Sofort ist hierzulande ein heftiger innenpolitischer Streit um die Aufrechterhaltung der Bundeswehr-Ausbildungsmission im Irak entbrannt. Im Laufe der Nacht vom 6. auf den 7. Januar wurde schließlich die Präsenz des Deutschen Einsatzkontingentes im Irak um das – so das BMVg – “aktuell nicht benötigte Personal vorübergehend” reduziert. Seit 2015 beteiligt sich die Bundeswehr mit Ausbildung und Aufklärung an dem multinationalen Militäreinsatz gegen die sunnitische Terrormiliz des sogenannten “Islamischen Staates”.
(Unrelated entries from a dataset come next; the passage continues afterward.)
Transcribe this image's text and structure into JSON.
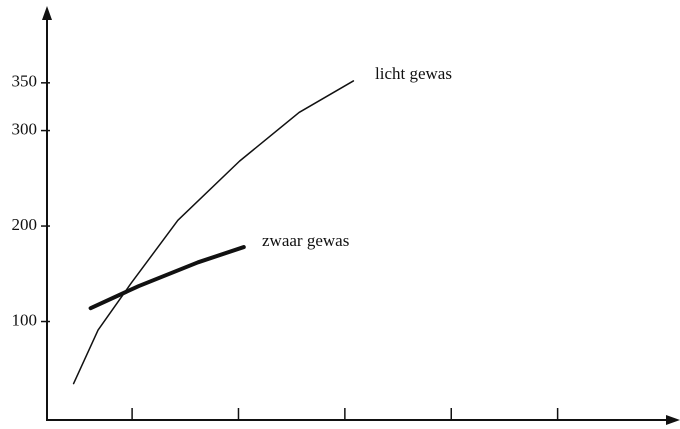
{
  "chart_data": {
    "type": "line",
    "annotations": [
      "licht gewas",
      "zwaar gewas"
    ],
    "series": [
      {
        "name": "licht gewas",
        "color": "#111111",
        "width": 1.5,
        "x": [
          0.45,
          0.68,
          0.99,
          1.43,
          2.01,
          2.57,
          3.08
        ],
        "values": [
          35,
          91,
          140,
          206,
          268,
          319,
          352
        ]
      },
      {
        "name": "zwaar gewas",
        "color": "#111111",
        "width": 4,
        "x": [
          0.61,
          1.06,
          1.62,
          2.05
        ],
        "values": [
          114,
          137,
          162,
          178
        ]
      }
    ],
    "xlim": [
      0.2,
      6
    ],
    "xticks": [
      1,
      2,
      3,
      4,
      5
    ],
    "ylim": [
      0,
      420
    ],
    "yticks": [
      100,
      200,
      300,
      350
    ]
  }
}
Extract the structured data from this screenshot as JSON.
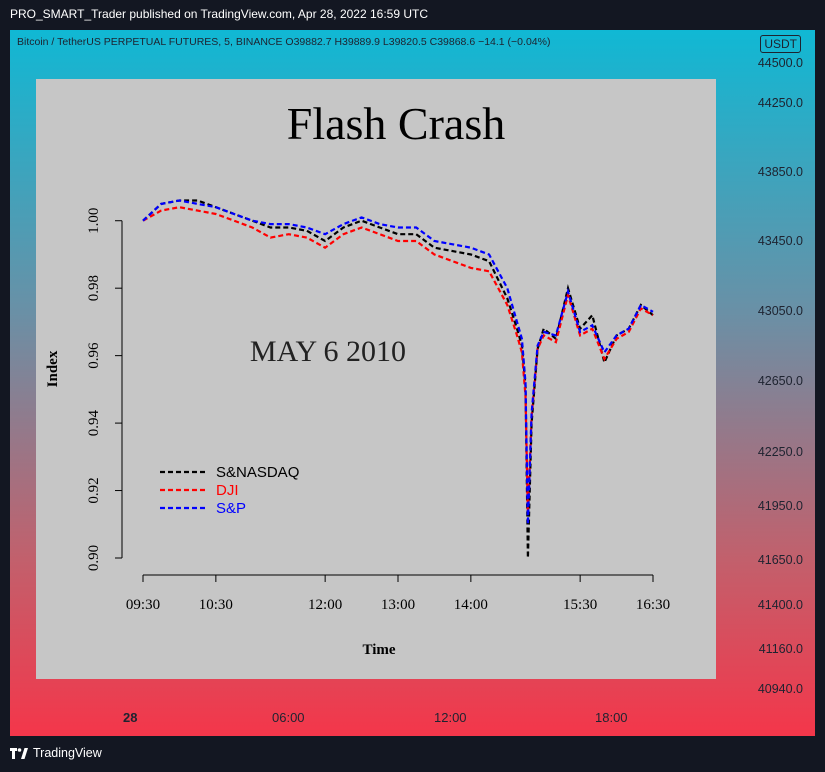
{
  "header": {
    "published_by": "PRO_SMART_Trader published on TradingView.com, Apr 28, 2022 16:59 UTC"
  },
  "symbol_bar": {
    "text": "Bitcoin / TetherUS PERPETUAL FUTURES, 5, BINANCE  O39882.7  H39889.9  L39820.5  C39868.6  −14.1 (−0.04%)"
  },
  "price_axis": {
    "currency": "USDT",
    "labels": [
      "44500.0",
      "44250.0",
      "43850.0",
      "43450.0",
      "43050.0",
      "42650.0",
      "42250.0",
      "41950.0",
      "41650.0",
      "41400.0",
      "41160.0",
      "40940.0"
    ]
  },
  "time_axis": {
    "labels": [
      "28",
      "06:00",
      "12:00",
      "18:00"
    ]
  },
  "footer": {
    "brand": "TradingView"
  },
  "colors": {
    "gradient_top": "#10b8d4",
    "gradient_bottom": "#f4364a",
    "panel": "#c6c6c6",
    "series_nasdaq": "#000000",
    "series_dji": "#ff0000",
    "series_sp": "#0000ff"
  },
  "chart_data": {
    "type": "line",
    "title": "Flash Crash",
    "annotation": "MAY 6 2010",
    "xlabel": "Time",
    "ylabel": "Index",
    "x_ticks": [
      "09:30",
      "10:30",
      "12:00",
      "13:00",
      "14:00",
      "15:30",
      "16:30"
    ],
    "y_ticks": [
      "0.90",
      "0.92",
      "0.94",
      "0.96",
      "0.98",
      "1.00"
    ],
    "ylim": [
      0.9,
      1.01
    ],
    "legend_position": "bottom-left",
    "grid": false,
    "x": [
      "09:30",
      "09:45",
      "10:00",
      "10:15",
      "10:30",
      "10:45",
      "11:00",
      "11:15",
      "11:30",
      "11:45",
      "12:00",
      "12:15",
      "12:30",
      "12:45",
      "13:00",
      "13:15",
      "13:30",
      "13:45",
      "14:00",
      "14:15",
      "14:30",
      "14:38",
      "14:42",
      "14:45",
      "14:47",
      "14:50",
      "14:55",
      "15:00",
      "15:10",
      "15:20",
      "15:30",
      "15:40",
      "15:50",
      "16:00",
      "16:10",
      "16:20",
      "16:30"
    ],
    "series": [
      {
        "name": "S&NASDAQ",
        "color": "#000000",
        "values": [
          1.0,
          1.005,
          1.006,
          1.006,
          1.004,
          1.002,
          1.0,
          0.998,
          0.998,
          0.997,
          0.994,
          0.998,
          1.0,
          0.998,
          0.996,
          0.996,
          0.992,
          0.991,
          0.99,
          0.988,
          0.977,
          0.968,
          0.963,
          0.951,
          0.9,
          0.94,
          0.962,
          0.968,
          0.965,
          0.98,
          0.968,
          0.972,
          0.958,
          0.966,
          0.968,
          0.975,
          0.972
        ]
      },
      {
        "name": "DJI",
        "color": "#ff0000",
        "values": [
          1.0,
          1.003,
          1.004,
          1.003,
          1.002,
          1.0,
          0.998,
          0.995,
          0.996,
          0.995,
          0.992,
          0.996,
          0.998,
          0.996,
          0.994,
          0.994,
          0.99,
          0.988,
          0.986,
          0.985,
          0.975,
          0.966,
          0.961,
          0.948,
          0.913,
          0.942,
          0.962,
          0.966,
          0.964,
          0.978,
          0.966,
          0.968,
          0.959,
          0.965,
          0.967,
          0.974,
          0.972
        ]
      },
      {
        "name": "S&P",
        "color": "#0000ff",
        "values": [
          1.0,
          1.005,
          1.006,
          1.005,
          1.004,
          1.002,
          1.0,
          0.999,
          0.999,
          0.998,
          0.996,
          0.999,
          1.001,
          0.999,
          0.998,
          0.998,
          0.994,
          0.993,
          0.992,
          0.99,
          0.98,
          0.97,
          0.965,
          0.952,
          0.91,
          0.943,
          0.963,
          0.967,
          0.966,
          0.979,
          0.967,
          0.969,
          0.961,
          0.966,
          0.968,
          0.975,
          0.973
        ]
      }
    ]
  }
}
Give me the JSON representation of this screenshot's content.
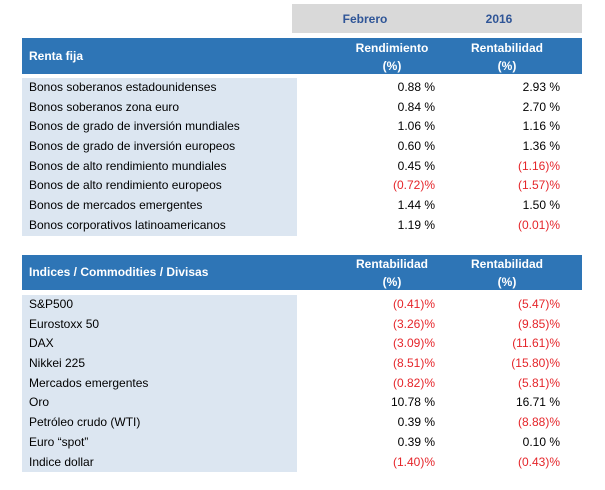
{
  "period": {
    "month": "Febrero",
    "year": "2016"
  },
  "colors": {
    "header_blue": "#2e75b6",
    "row_blue": "#dce6f1",
    "negative_red": "#e5252a",
    "period_text": "#2f5597"
  },
  "fixed_income": {
    "title": "Renta fija",
    "col1": {
      "line1": "Rendimiento",
      "line2": "(%)"
    },
    "col2": {
      "line1": "Rentabilidad",
      "line2": "(%)"
    },
    "rows": [
      {
        "name": "Bonos soberanos estadounidenses",
        "v1": "0.88 %",
        "v2": "2.93 %"
      },
      {
        "name": "Bonos soberanos zona euro",
        "v1": "0.84 %",
        "v2": "2.70 %"
      },
      {
        "name": "Bonos de grado de inversión mundiales",
        "v1": "1.06 %",
        "v2": "1.16 %"
      },
      {
        "name": "Bonos de grado de inversión europeos",
        "v1": "0.60 %",
        "v2": "1.36 %"
      },
      {
        "name": "Bonos de alto rendimiento mundiales",
        "v1": "0.45 %",
        "v2": "(1.16)%"
      },
      {
        "name": "Bonos de alto rendimiento europeos",
        "v1": "(0.72)%",
        "v2": "(1.57)%"
      },
      {
        "name": "Bonos de mercados emergentes",
        "v1": "1.44 %",
        "v2": "1.50 %"
      },
      {
        "name": "Bonos corporativos latinoamericanos",
        "v1": "1.19 %",
        "v2": "(0.01)%"
      }
    ]
  },
  "indices": {
    "title": "Indices / Commodities / Divisas",
    "col1": {
      "line1": "Rentabilidad",
      "line2": "(%)"
    },
    "col2": {
      "line1": "Rentabilidad",
      "line2": "(%)"
    },
    "rows": [
      {
        "name": "S&P500",
        "v1": "(0.41)%",
        "v2": "(5.47)%"
      },
      {
        "name": "Eurostoxx 50",
        "v1": "(3.26)%",
        "v2": "(9.85)%"
      },
      {
        "name": "DAX",
        "v1": "(3.09)%",
        "v2": "(11.61)%"
      },
      {
        "name": "Nikkei 225",
        "v1": "(8.51)%",
        "v2": "(15.80)%"
      },
      {
        "name": "Mercados emergentes",
        "v1": "(0.82)%",
        "v2": "(5.81)%"
      },
      {
        "name": "Oro",
        "v1": "10.78 %",
        "v2": "16.71 %"
      },
      {
        "name": "Petróleo crudo (WTI)",
        "v1": "0.39 %",
        "v2": "(8.88)%"
      },
      {
        "name": "Euro “spot”",
        "v1": "0.39 %",
        "v2": "0.10 %"
      },
      {
        "name": "Indice dollar",
        "v1": "(1.40)%",
        "v2": "(0.43)%"
      }
    ]
  }
}
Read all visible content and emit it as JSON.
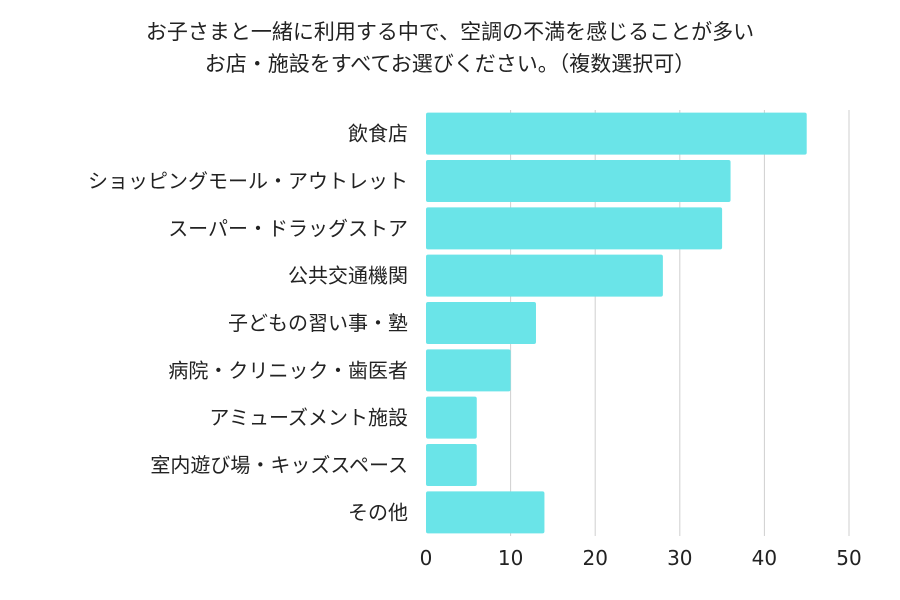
{
  "chart_data": {
    "type": "bar",
    "orientation": "horizontal",
    "title_lines": [
      "お子さまと一緒に利用する中で、空調の不満を感じることが多い",
      "お店・施設をすべてお選びください。（複数選択可）"
    ],
    "categories": [
      "飲食店",
      "ショッピングモール・アウトレット",
      "スーパー・ドラッグストア",
      "公共交通機関",
      "子どもの習い事・塾",
      "病院・クリニック・歯医者",
      "アミューズメント施設",
      "室内遊び場・キッズスペース",
      "その他"
    ],
    "values": [
      45,
      36,
      35,
      28,
      13,
      10,
      6,
      6,
      14
    ],
    "xlim": [
      0,
      50
    ],
    "xticks": [
      0,
      10,
      20,
      30,
      40,
      50
    ],
    "grid": true,
    "legend": "none",
    "colors": {
      "bar": "#6ae4e8",
      "grid": "#cfcfcf",
      "text": "#222222"
    }
  }
}
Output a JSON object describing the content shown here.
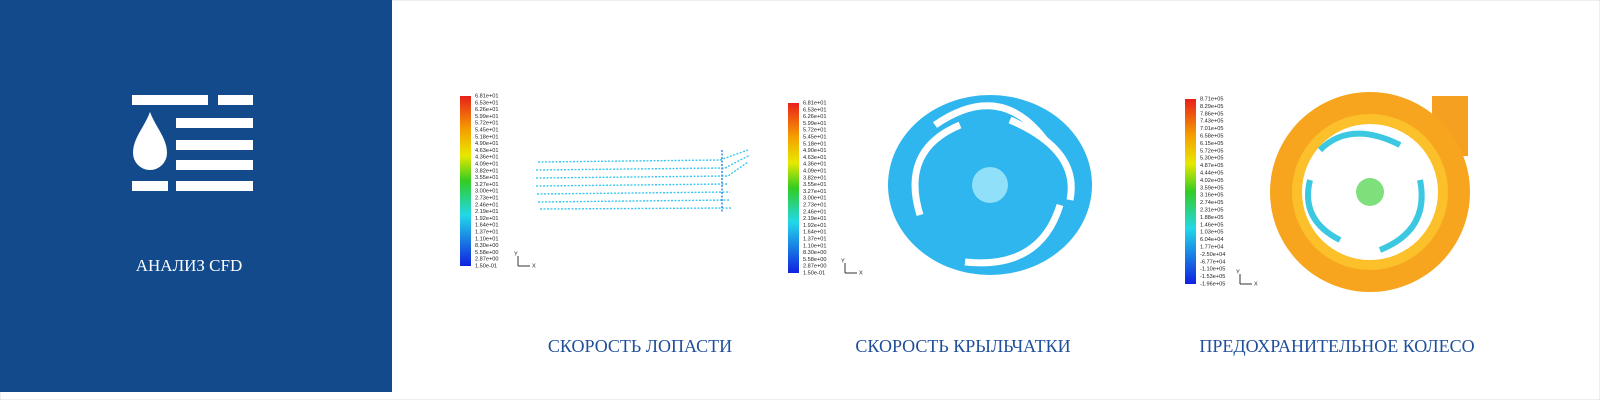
{
  "sidebar": {
    "title": "АНАЛИЗ CFD"
  },
  "panels": [
    {
      "caption": "СКОРОСТЬ ЛОПАСТИ",
      "axes": [
        "Y",
        "X"
      ],
      "legend": [
        "6.81e+01",
        "6.53e+01",
        "6.26e+01",
        "5.99e+01",
        "5.72e+01",
        "5.45e+01",
        "5.18e+01",
        "4.90e+01",
        "4.63e+01",
        "4.36e+01",
        "4.09e+01",
        "3.82e+01",
        "3.55e+01",
        "3.27e+01",
        "3.00e+01",
        "2.73e+01",
        "2.46e+01",
        "2.19e+01",
        "1.92e+01",
        "1.64e+01",
        "1.37e+01",
        "1.10e+01",
        "8.30e+00",
        "5.58e+00",
        "2.87e+00",
        "1.50e-01"
      ]
    },
    {
      "caption": "СКОРОСТЬ КРЫЛЬЧАТКИ",
      "axes": [
        "Y",
        "X"
      ],
      "legend": [
        "6.81e+01",
        "6.53e+01",
        "6.26e+01",
        "5.99e+01",
        "5.72e+01",
        "5.45e+01",
        "5.18e+01",
        "4.90e+01",
        "4.63e+01",
        "4.36e+01",
        "4.09e+01",
        "3.82e+01",
        "3.55e+01",
        "3.27e+01",
        "3.00e+01",
        "2.73e+01",
        "2.46e+01",
        "2.19e+01",
        "1.92e+01",
        "1.64e+01",
        "1.37e+01",
        "1.10e+01",
        "8.30e+00",
        "5.58e+00",
        "2.87e+00",
        "1.50e-01"
      ]
    },
    {
      "caption": "ПРЕДОХРАНИТЕЛЬНОЕ КОЛЕСО",
      "axes": [
        "Y",
        "X"
      ],
      "legend": [
        "8.71e+05",
        "8.29e+05",
        "7.86e+05",
        "7.43e+05",
        "7.01e+05",
        "6.58e+05",
        "6.15e+05",
        "5.72e+05",
        "5.30e+05",
        "4.87e+05",
        "4.44e+05",
        "4.02e+05",
        "3.59e+05",
        "3.16e+05",
        "2.74e+05",
        "2.31e+05",
        "1.88e+05",
        "1.46e+05",
        "1.03e+05",
        "6.04e+04",
        "1.77e+04",
        "-2.50e+04",
        "-6.77e+04",
        "-1.10e+05",
        "-1.53e+05",
        "-1.96e+05"
      ]
    }
  ]
}
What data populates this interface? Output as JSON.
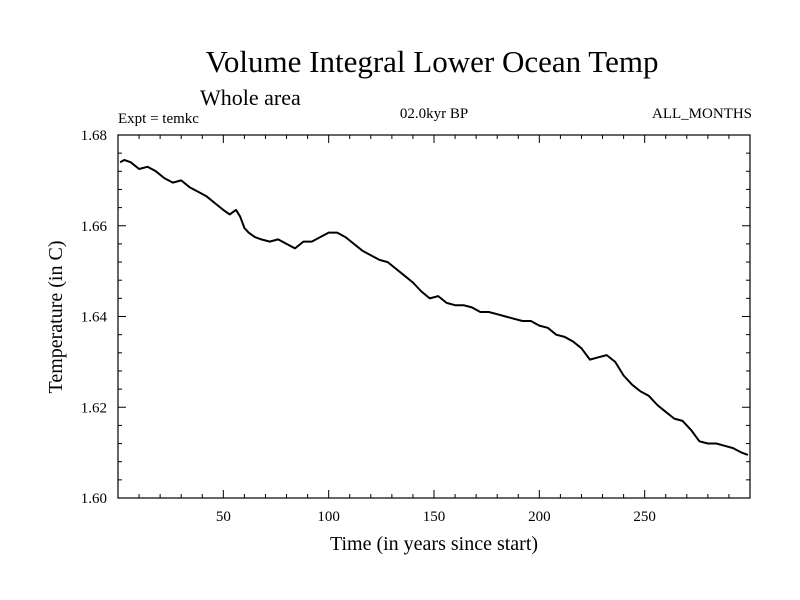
{
  "chart_data": {
    "type": "line",
    "title": "Volume Integral Lower Ocean Temp",
    "subtitle": "Whole area",
    "annotations": {
      "left": "Expt = temkc",
      "center": "02.0kyr BP",
      "right": "ALL_MONTHS"
    },
    "xlabel": "Time (in years since start)",
    "ylabel": "Temperature (in C)",
    "xlim": [
      0,
      300
    ],
    "ylim": [
      1.6,
      1.68
    ],
    "xticks": [
      50,
      100,
      150,
      200,
      250
    ],
    "xtick_labels": [
      "50",
      "100",
      "150",
      "200",
      "250"
    ],
    "yticks": [
      1.6,
      1.62,
      1.64,
      1.66,
      1.68
    ],
    "ytick_labels": [
      "1.60",
      "1.62",
      "1.64",
      "1.66",
      "1.68"
    ],
    "grid": false,
    "series": [
      {
        "name": "Temperature",
        "color": "#000000",
        "x": [
          1,
          3,
          6,
          10,
          14,
          18,
          22,
          26,
          30,
          34,
          38,
          42,
          46,
          50,
          53,
          56,
          58,
          60,
          62,
          65,
          68,
          72,
          76,
          80,
          84,
          88,
          92,
          96,
          100,
          104,
          108,
          112,
          116,
          120,
          124,
          128,
          132,
          136,
          140,
          144,
          148,
          152,
          156,
          160,
          164,
          168,
          172,
          176,
          180,
          184,
          188,
          192,
          196,
          200,
          204,
          208,
          212,
          216,
          220,
          224,
          228,
          232,
          236,
          240,
          244,
          248,
          252,
          256,
          260,
          264,
          268,
          272,
          276,
          280,
          284,
          288,
          292,
          296,
          299
        ],
        "y": [
          1.674,
          1.6745,
          1.674,
          1.6725,
          1.673,
          1.672,
          1.6705,
          1.6695,
          1.67,
          1.6685,
          1.6675,
          1.6665,
          1.665,
          1.6635,
          1.6625,
          1.6635,
          1.662,
          1.6595,
          1.6585,
          1.6575,
          1.657,
          1.6565,
          1.657,
          1.656,
          1.655,
          1.6565,
          1.6565,
          1.6575,
          1.6585,
          1.6585,
          1.6575,
          1.656,
          1.6545,
          1.6535,
          1.6525,
          1.652,
          1.6505,
          1.649,
          1.6475,
          1.6455,
          1.644,
          1.6445,
          1.643,
          1.6425,
          1.6425,
          1.642,
          1.641,
          1.641,
          1.6405,
          1.64,
          1.6395,
          1.639,
          1.639,
          1.638,
          1.6375,
          1.636,
          1.6355,
          1.6345,
          1.633,
          1.6305,
          1.631,
          1.6315,
          1.63,
          1.627,
          1.625,
          1.6235,
          1.6225,
          1.6205,
          1.619,
          1.6175,
          1.617,
          1.615,
          1.6125,
          1.612,
          1.612,
          1.6115,
          1.611,
          1.61,
          1.6095
        ]
      }
    ]
  }
}
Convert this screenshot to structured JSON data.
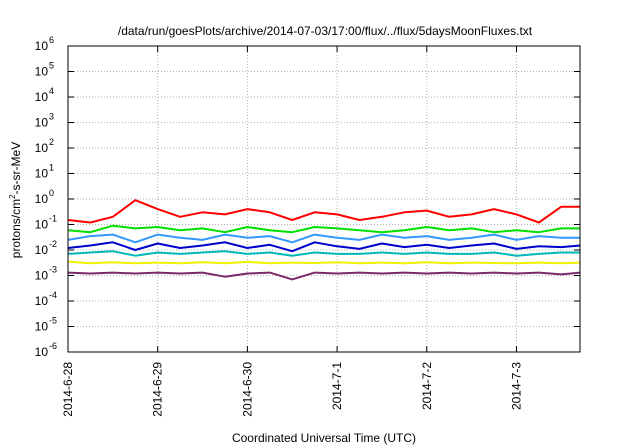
{
  "chart_data": {
    "type": "line",
    "title": "/data/run/goesPlots/archive/2014-07-03/17:00/flux/../flux/5daysMoonFluxes.txt",
    "xlabel": "Coordinated Universal Time (UTC)",
    "ylabel": {
      "base": "protons/cm",
      "sup": "2",
      "rest": "-s-sr-MeV"
    },
    "yscale": "log",
    "ylim": [
      1e-06,
      1000000.0
    ],
    "yticks": [
      {
        "base": "10",
        "exp": "-6",
        "value": 1e-06
      },
      {
        "base": "10",
        "exp": "-5",
        "value": 1e-05
      },
      {
        "base": "10",
        "exp": "-4",
        "value": 0.0001
      },
      {
        "base": "10",
        "exp": "-3",
        "value": 0.001
      },
      {
        "base": "10",
        "exp": "-2",
        "value": 0.01
      },
      {
        "base": "10",
        "exp": "-1",
        "value": 0.1
      },
      {
        "base": "10",
        "exp": "0",
        "value": 1
      },
      {
        "base": "10",
        "exp": "1",
        "value": 10.0
      },
      {
        "base": "10",
        "exp": "2",
        "value": 100.0
      },
      {
        "base": "10",
        "exp": "3",
        "value": 1000.0
      },
      {
        "base": "10",
        "exp": "4",
        "value": 10000.0
      },
      {
        "base": "10",
        "exp": "5",
        "value": 100000.0
      },
      {
        "base": "10",
        "exp": "6",
        "value": 1000000.0
      }
    ],
    "xlim": [
      "2014-06-28",
      "2014-07-03 17:00"
    ],
    "xticks": [
      "2014-6-28",
      "2014-6-29",
      "2014-6-30",
      "2014-7-1",
      "2014-7-2",
      "2014-7-3"
    ],
    "grid": true,
    "x": [
      "2014-06-28 00:00",
      "2014-06-28 06:00",
      "2014-06-28 12:00",
      "2014-06-28 18:00",
      "2014-06-29 00:00",
      "2014-06-29 06:00",
      "2014-06-29 12:00",
      "2014-06-29 18:00",
      "2014-06-30 00:00",
      "2014-06-30 06:00",
      "2014-06-30 12:00",
      "2014-06-30 18:00",
      "2014-07-01 00:00",
      "2014-07-01 06:00",
      "2014-07-01 12:00",
      "2014-07-01 18:00",
      "2014-07-02 00:00",
      "2014-07-02 06:00",
      "2014-07-02 12:00",
      "2014-07-02 18:00",
      "2014-07-03 00:00",
      "2014-07-03 06:00",
      "2014-07-03 12:00",
      "2014-07-03 17:00"
    ],
    "series": [
      {
        "color": "#ff0000",
        "values": [
          0.15,
          0.12,
          0.2,
          0.9,
          0.4,
          0.2,
          0.3,
          0.25,
          0.4,
          0.3,
          0.15,
          0.3,
          0.25,
          0.15,
          0.2,
          0.3,
          0.35,
          0.2,
          0.25,
          0.4,
          0.25,
          0.12,
          0.5,
          0.5
        ]
      },
      {
        "color": "#00e000",
        "values": [
          0.06,
          0.05,
          0.09,
          0.07,
          0.08,
          0.06,
          0.07,
          0.05,
          0.08,
          0.06,
          0.05,
          0.08,
          0.07,
          0.06,
          0.05,
          0.06,
          0.08,
          0.06,
          0.07,
          0.05,
          0.06,
          0.05,
          0.07,
          0.07
        ]
      },
      {
        "color": "#3399ff",
        "values": [
          0.025,
          0.035,
          0.04,
          0.02,
          0.04,
          0.03,
          0.025,
          0.04,
          0.03,
          0.035,
          0.02,
          0.04,
          0.03,
          0.025,
          0.04,
          0.03,
          0.035,
          0.025,
          0.03,
          0.04,
          0.025,
          0.035,
          0.03,
          0.03
        ]
      },
      {
        "color": "#0000cc",
        "values": [
          0.012,
          0.015,
          0.02,
          0.01,
          0.018,
          0.012,
          0.015,
          0.02,
          0.012,
          0.016,
          0.009,
          0.02,
          0.014,
          0.011,
          0.018,
          0.013,
          0.016,
          0.012,
          0.015,
          0.018,
          0.011,
          0.014,
          0.013,
          0.015
        ]
      },
      {
        "color": "#00b8b8",
        "values": [
          0.007,
          0.008,
          0.009,
          0.006,
          0.008,
          0.007,
          0.008,
          0.009,
          0.007,
          0.008,
          0.006,
          0.008,
          0.007,
          0.007,
          0.008,
          0.007,
          0.008,
          0.007,
          0.007,
          0.008,
          0.006,
          0.007,
          0.008,
          0.008
        ]
      },
      {
        "color": "#f0f000",
        "values": [
          0.0035,
          0.003,
          0.0033,
          0.003,
          0.0032,
          0.003,
          0.0033,
          0.003,
          0.0034,
          0.003,
          0.0032,
          0.0031,
          0.0033,
          0.003,
          0.0032,
          0.003,
          0.0033,
          0.003,
          0.0032,
          0.0031,
          0.003,
          0.0032,
          0.003,
          0.0032
        ]
      },
      {
        "color": "#7a2a6a",
        "values": [
          0.0013,
          0.0012,
          0.0013,
          0.0012,
          0.0013,
          0.0012,
          0.0013,
          0.0009,
          0.0012,
          0.0013,
          0.0007,
          0.0013,
          0.0012,
          0.0013,
          0.0012,
          0.0013,
          0.0012,
          0.0013,
          0.0012,
          0.0013,
          0.0012,
          0.0013,
          0.0011,
          0.0013
        ]
      }
    ]
  }
}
Die drei im Anti-IS-Hauptquartier in Bagdad stationierten deutschen Soldaten sind nun zusammen mit Militärangehörigen anderer Nationen durch das Hauptquartier der US-geführten Operation “Inherent Resolve” nach Kuwait verlegt worden. Die 32 im zentralirakischen Taji eingesetzten Bundeswehr-Soldaten wurden mit einem Airbus A400M der Deutschen Luftwaffe auf den von der Bundeswehr mitgenutzten Fliegerhorst Al-Asrak in Jordanien geflogen.

Damit ist der deutsche Anteil der Ausbildung der irakischen Nationalarmee – zumindest vorübergehend – eingestellt. Die Schulung der kurdischen Peschmerga-Miliz im Nordirak durch 102 Bundeswehr-Soldaten soll, zumindest zunächst, weiterlaufen – trotz des iranischen Raketenangriffs. Damit setzt die Bundesregierung gegenüber den irakischen Kurden ein anderes Signal als die Trump-Administration im vergangenen Oktober gegenüber den syrischen Kurden.

In Bezug auf die abgezogenen Soldaten betont das BMVg: “Diese Kräfte können jederzeit zurückverlegt werden, wenn die Ausbildung im Irak wieder aufgenommen werden soll. Die Sicherheit unserer Soldaten hat unverändert höchste Priorität.” Sollte sich jedoch die irakische Regierung dem Votum des Repräsentantenrates von Bagdad, d.h. des Parlaments, anschließen, das unter dem Eindruck der Tötung von General Soleimani den sofortigen Abzug aller ausländischen Truppen gefordert hat, dann sind alle Beteuerungen zumindest aus Deutschland Makulatur. Keine Bundesregierung – gleich welcher politischen Couleur – würde sich einem solchen Ansinnen widersetzen. Doch eine Frage sei in diesem Zusammenhang erlaubt: Würde auch die Islamische Republik Iran daraufhin ihre Militärpräsenz als wichtigsten Einflussfaktor im westlichen Nachbarland beenden?